Last week’s announcement that the federal government would continue supporting the creation of affordable housing in Quebec for another five years gave Laval Mayor Marc Demers a chance to reaffirm his desire for “ville mandataire” (mandatory city) status from Quebec’s social housing authority.
“The renewal of an agreement of more than a half billion dollars divided over the next five years is good news,” said Demers in a press release delivered July 28. “But I want to reiterate our determination to obtain Quebec’s mandatory city designation for social housing.”
Mandatory status would give Laval the right to get funds directly from Quebec’s social housing authority, the Société d’habitation du Québec (SHQ), rather than having to apply through its regional organization, the Communauté métropolitaine de Montréal (CMM).
Quebec City has mandatory status. That’s why federal Intergovernmental Affairs Minister Denis Lebel and Quebec’s Minister of States for Social Development Candice Bergen chose Quebec City for their signing ceremony to extend the CMHC-Québec Agreement for Investment of Affordable Housing (IAH) last Monday.
“I’m pleased to announce today additional funding of $577 million over five years,” said Lebel. “We’re at Résidence des Diamants, which in 2013 received more than $3 million in federal funding through IAH to support the construction of 101 affordable apartments.”
Gatineau and Montreal also have mandatory city status, but none of the other cities within the CMM do.
Laval sees this as unfair.
“Becoming a mandatory city is the only way for Laval to receive an equitable portion of the funds that we have been cruelly losing over the course of the past decade,” said Demers. “The designation will ensure we obtain, and control the construction of, a specific number of new social housing units, something that is necessary given our demographic growth.”
Sylvain Fournier, the media spokesperson for the SHQ confirms that mandatory status enabled Montreal’s 19 boroughs to build 965 units in 2013 and 1,100 units in 2014. Quebec and Gatineau built 1,305 units during those same two years.
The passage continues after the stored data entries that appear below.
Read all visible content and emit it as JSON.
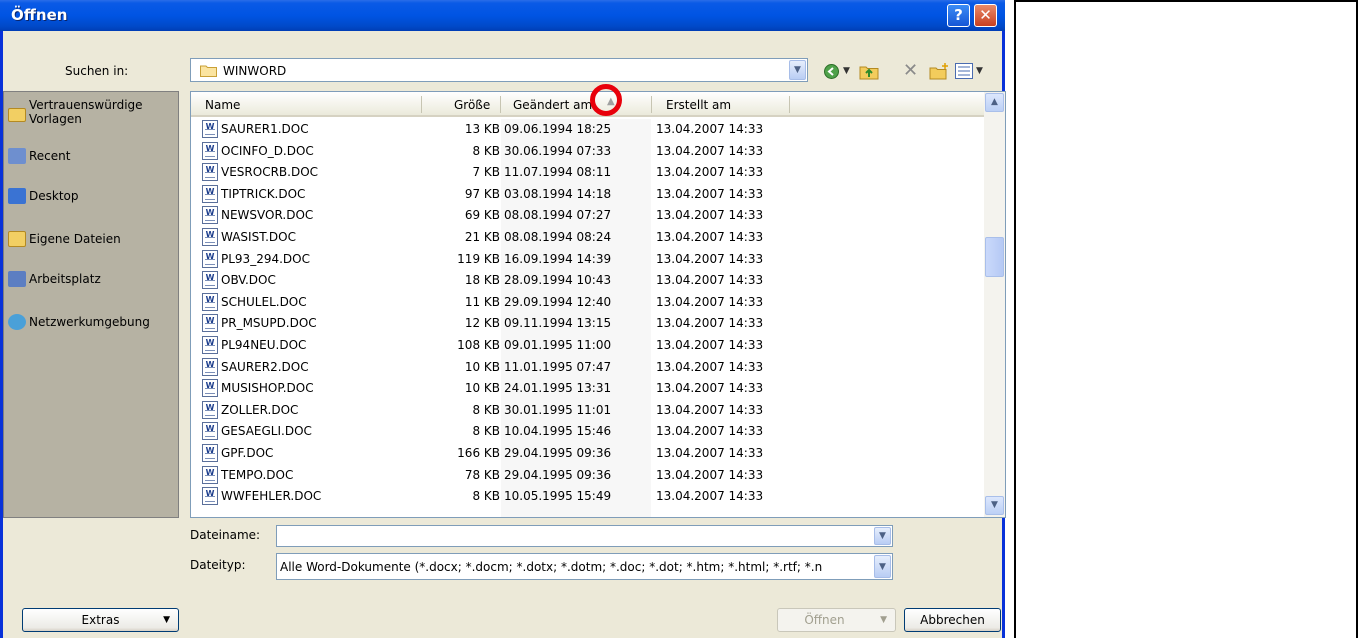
{
  "dialog": {
    "title": "Öffnen",
    "help_glyph": "?",
    "close_glyph": "✕"
  },
  "lookin": {
    "label": "Suchen in:",
    "value": "WINWORD"
  },
  "toolbar": {
    "icons": [
      "back-icon",
      "up-folder-icon",
      "delete-icon",
      "new-folder-icon",
      "views-icon"
    ]
  },
  "places": [
    {
      "label": "Vertrauenswürdige Vorlagen",
      "icon": "folder-icon",
      "color": "#f2cf63"
    },
    {
      "label": "Recent",
      "icon": "recent-icon",
      "color": "#6e8fcf"
    },
    {
      "label": "Desktop",
      "icon": "desktop-icon",
      "color": "#3a73d3"
    },
    {
      "label": "Eigene Dateien",
      "icon": "my-documents-icon",
      "color": "#f2cf63"
    },
    {
      "label": "Arbeitsplatz",
      "icon": "my-computer-icon",
      "color": "#5c7ec2"
    },
    {
      "label": "Netzwerkumgebung",
      "icon": "network-icon",
      "color": "#4aa0d8"
    }
  ],
  "columns": {
    "name": "Name",
    "size": "Größe",
    "modified": "Geändert am",
    "created": "Erstellt am"
  },
  "files": [
    {
      "name": "SAURER1.DOC",
      "size": "13 KB",
      "modified": "09.06.1994 18:25",
      "created": "13.04.2007 14:33"
    },
    {
      "name": "OCINFO_D.DOC",
      "size": "8 KB",
      "modified": "30.06.1994 07:33",
      "created": "13.04.2007 14:33"
    },
    {
      "name": "VESROCRB.DOC",
      "size": "7 KB",
      "modified": "11.07.1994 08:11",
      "created": "13.04.2007 14:33"
    },
    {
      "name": "TIPTRICK.DOC",
      "size": "97 KB",
      "modified": "03.08.1994 14:18",
      "created": "13.04.2007 14:33"
    },
    {
      "name": "NEWSVOR.DOC",
      "size": "69 KB",
      "modified": "08.08.1994 07:27",
      "created": "13.04.2007 14:33"
    },
    {
      "name": "WASIST.DOC",
      "size": "21 KB",
      "modified": "08.08.1994 08:24",
      "created": "13.04.2007 14:33"
    },
    {
      "name": "PL93_294.DOC",
      "size": "119 KB",
      "modified": "16.09.1994 14:39",
      "created": "13.04.2007 14:33"
    },
    {
      "name": "OBV.DOC",
      "size": "18 KB",
      "modified": "28.09.1994 10:43",
      "created": "13.04.2007 14:33"
    },
    {
      "name": "SCHULEL.DOC",
      "size": "11 KB",
      "modified": "29.09.1994 12:40",
      "created": "13.04.2007 14:33"
    },
    {
      "name": "PR_MSUPD.DOC",
      "size": "12 KB",
      "modified": "09.11.1994 13:15",
      "created": "13.04.2007 14:33"
    },
    {
      "name": "PL94NEU.DOC",
      "size": "108 KB",
      "modified": "09.01.1995 11:00",
      "created": "13.04.2007 14:33"
    },
    {
      "name": "SAURER2.DOC",
      "size": "10 KB",
      "modified": "11.01.1995 07:47",
      "created": "13.04.2007 14:33"
    },
    {
      "name": "MUSISHOP.DOC",
      "size": "10 KB",
      "modified": "24.01.1995 13:31",
      "created": "13.04.2007 14:33"
    },
    {
      "name": "ZOLLER.DOC",
      "size": "8 KB",
      "modified": "30.01.1995 11:01",
      "created": "13.04.2007 14:33"
    },
    {
      "name": "GESAEGLI.DOC",
      "size": "8 KB",
      "modified": "10.04.1995 15:46",
      "created": "13.04.2007 14:33"
    },
    {
      "name": "GPF.DOC",
      "size": "166 KB",
      "modified": "29.04.1995 09:36",
      "created": "13.04.2007 14:33"
    },
    {
      "name": "TEMPO.DOC",
      "size": "78 KB",
      "modified": "29.04.1995 09:36",
      "created": "13.04.2007 14:33"
    },
    {
      "name": "WWFEHLER.DOC",
      "size": "8 KB",
      "modified": "10.05.1995 15:49",
      "created": "13.04.2007 14:33"
    }
  ],
  "filename": {
    "label": "Dateiname:",
    "value": ""
  },
  "filetype": {
    "label": "Dateityp:",
    "value": "Alle Word-Dokumente (*.docx; *.docm; *.dotx; *.dotm; *.doc; *.dot; *.htm; *.html; *.rtf; *.n"
  },
  "buttons": {
    "extras": "Extras",
    "open": "Öffnen",
    "cancel": "Abbrechen"
  },
  "colors": {
    "titlebar": "#0054e3",
    "dialog_bg": "#ece9d8",
    "places_bg": "#b6b2a3",
    "highlight_marker": "#e8000b"
  }
}
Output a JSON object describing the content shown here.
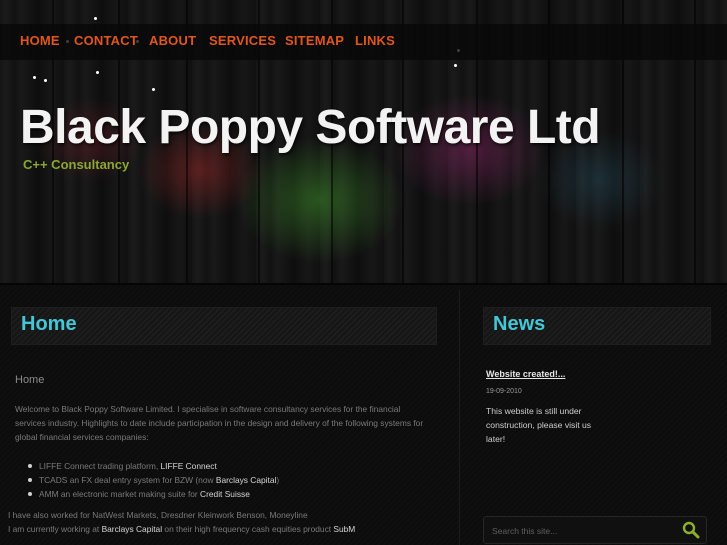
{
  "nav": {
    "items": [
      "HOME",
      "CONTACT",
      "ABOUT",
      "SERVICES",
      "SITEMAP",
      "LINKS"
    ],
    "color": "#e2561e"
  },
  "header": {
    "title": "Black Poppy Software Ltd",
    "tagline": "C++ Consultancy"
  },
  "main": {
    "heading": "Home",
    "breadcrumb": "Home",
    "intro": "Welcome to Black Poppy Software Limited.  I specialise in software consultancy services for the financial services industry.  Highlights to date include participation in the design and delivery of the following systems for global financial services companies:",
    "systems": [
      {
        "text": "LIFFE Connect trading platform, ",
        "client": "LIFFE Connect",
        "suffix": ""
      },
      {
        "text": "TCADS an FX deal entry system for BZW (now ",
        "client": "Barclays Capital",
        "suffix": ")"
      },
      {
        "text": "AMM an electronic market making suite for ",
        "client": "Credit Suisse",
        "suffix": ""
      }
    ],
    "also_worked": "I have also worked for NatWest Markets, Dresdner Kleinwork Benson, Moneyline",
    "current": {
      "prefix": "I am currently working at ",
      "employer": "Barclays Capital",
      "middle": " on their high frequency cash equities product ",
      "product": "SubM"
    }
  },
  "news": {
    "heading": "News",
    "items": [
      {
        "title": "Website created!...",
        "date": "19-09-2010",
        "body": "This website is still under construction, please visit us later!"
      }
    ]
  },
  "search": {
    "placeholder": "Search this site...",
    "icon": "search-icon"
  },
  "colors": {
    "heading": "#44c6d6",
    "tagline": "#8aa834"
  }
}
Figures for 2015 aren’t available yet.
Fournier also said that the SHQ will not be able to designate any new mandatory cities until after a restructuring organization currently underway takes place.
Nicholas Borne, city councillor for the Laval-les-Îles district and president of the Office municipal d’habitation de Laval says that the problem stemmed from previous administrations that did not prioritize social housing.
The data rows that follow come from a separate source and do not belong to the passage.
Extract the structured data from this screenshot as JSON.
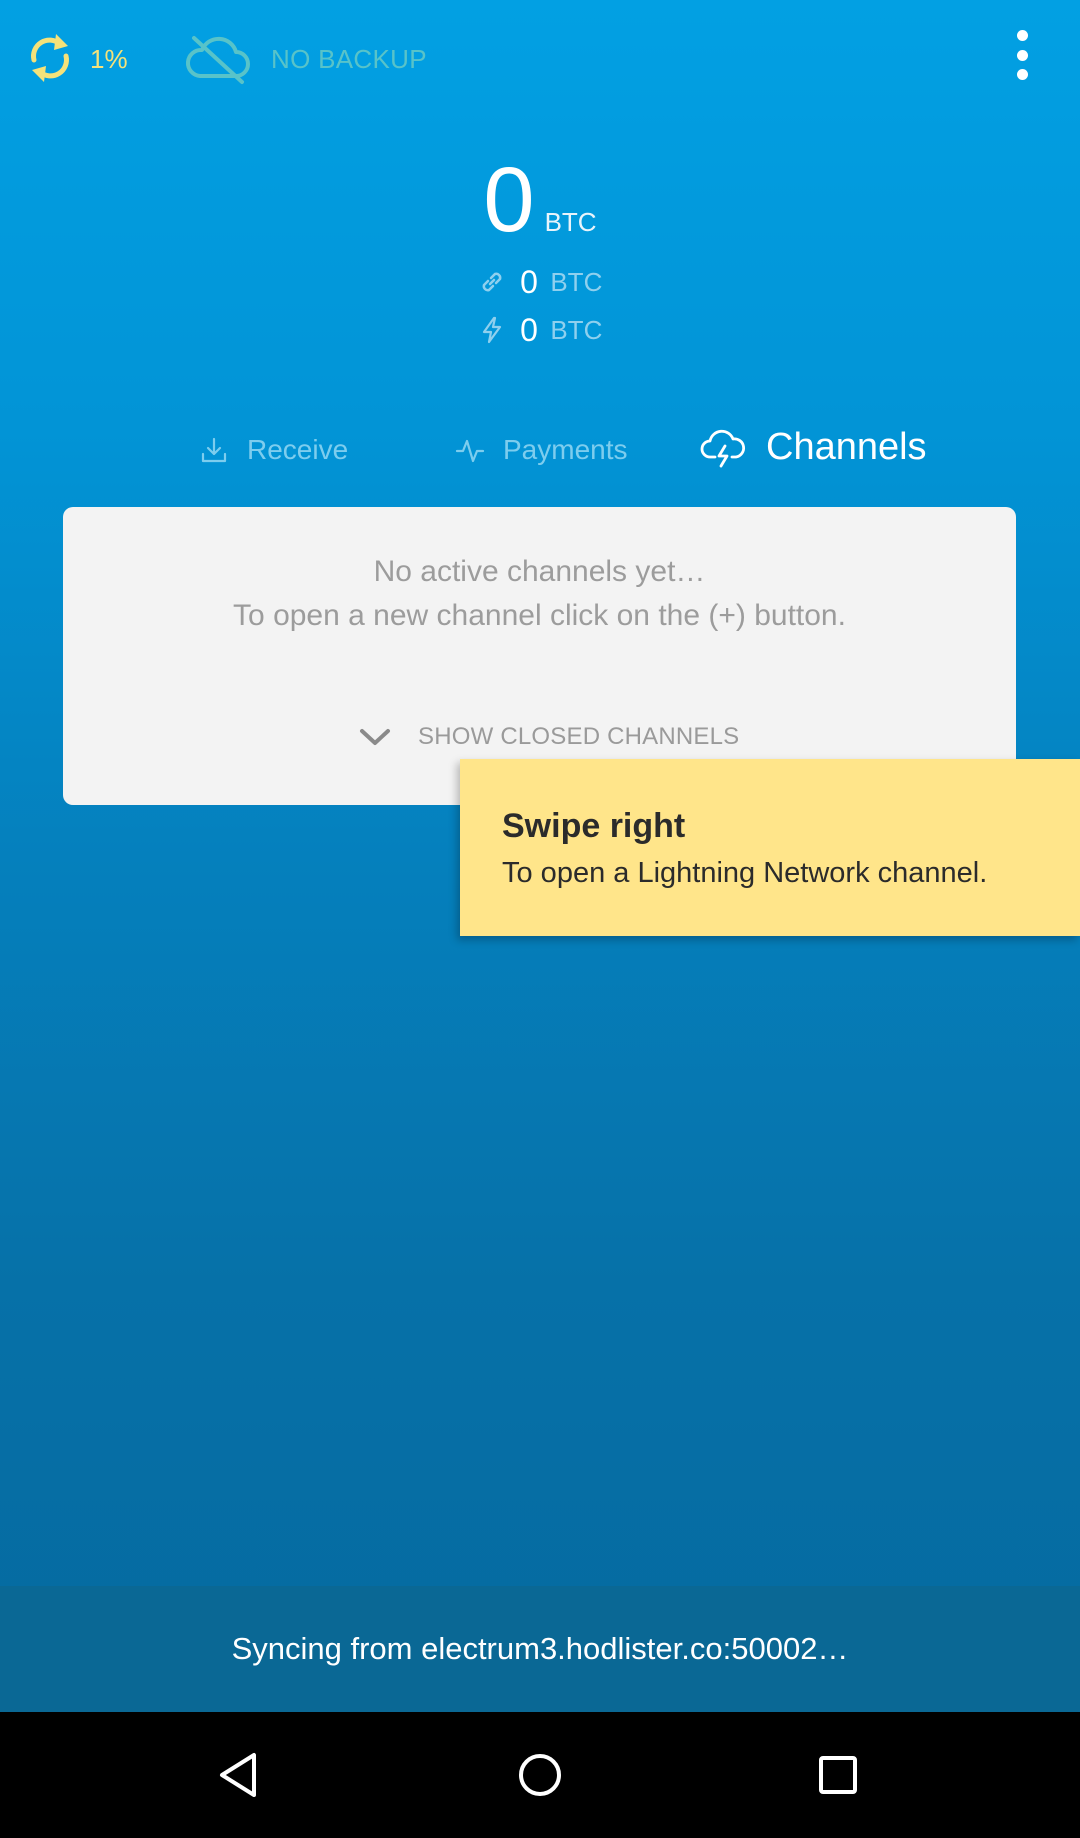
{
  "topbar": {
    "sync_percent": "1%",
    "backup_status": "NO BACKUP",
    "sync_icon": "sync-icon",
    "cloud_icon": "cloud-off-icon",
    "menu_icon": "more-vert-icon"
  },
  "balance": {
    "total_amount": "0",
    "total_unit": "BTC",
    "onchain_amount": "0",
    "onchain_unit": "BTC",
    "onchain_icon": "link-icon",
    "lightning_amount": "0",
    "lightning_unit": "BTC",
    "lightning_icon": "lightning-bolt-icon"
  },
  "tabs": [
    {
      "label": "Receive",
      "icon": "download-icon",
      "active": false
    },
    {
      "label": "Payments",
      "icon": "activity-icon",
      "active": false
    },
    {
      "label": "Channels",
      "icon": "cloud-lightning-icon",
      "active": true
    }
  ],
  "channels_card": {
    "empty_title": "No active channels yet…",
    "empty_hint": "To open a new channel click on the (+) button.",
    "show_closed_label": "SHOW CLOSED CHANNELS"
  },
  "tooltip": {
    "title": "Swipe right",
    "body": "To open a Lightning Network channel."
  },
  "status": {
    "text": "Syncing from electrum3.hodlister.co:50002…"
  },
  "navbar": {
    "back_icon": "back-triangle-icon",
    "home_icon": "home-circle-icon",
    "recents_icon": "recents-square-icon"
  },
  "colors": {
    "background_top": "#02a0e3",
    "background_bottom": "#056aa0",
    "sync_yellow": "#f5e27a",
    "no_backup_teal": "#58c3c9",
    "tooltip_yellow": "#ffe58a",
    "card_bg": "#f3f3f3",
    "status_bar": "#0a6895"
  }
}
Now that his administration has prioritized the issue, he says they need mandatory city status to get their fair share of the funds.
“When you are a mandatory city, you administer your project on behalf of the SHQ,” he said. “You can plan better what you want for your city. You don’t have to go back and forth. You get the units on the fast track.”
“The SHQ announced they have 1,000 units this year,” Borne continued. “Half of that goes to Montreal. Another number goes to Quebec and another percentage goes to Gatineau. We think that it’s unjust for all the cities that are part of the CMM.We all put money in a pot Depending on the number of people in your district, you have to give so much but you don’t get back funds based on that number.”
“Laval gives $4 million every year. We get back only $1.3 million every year. That’s been going on for at least a decade.”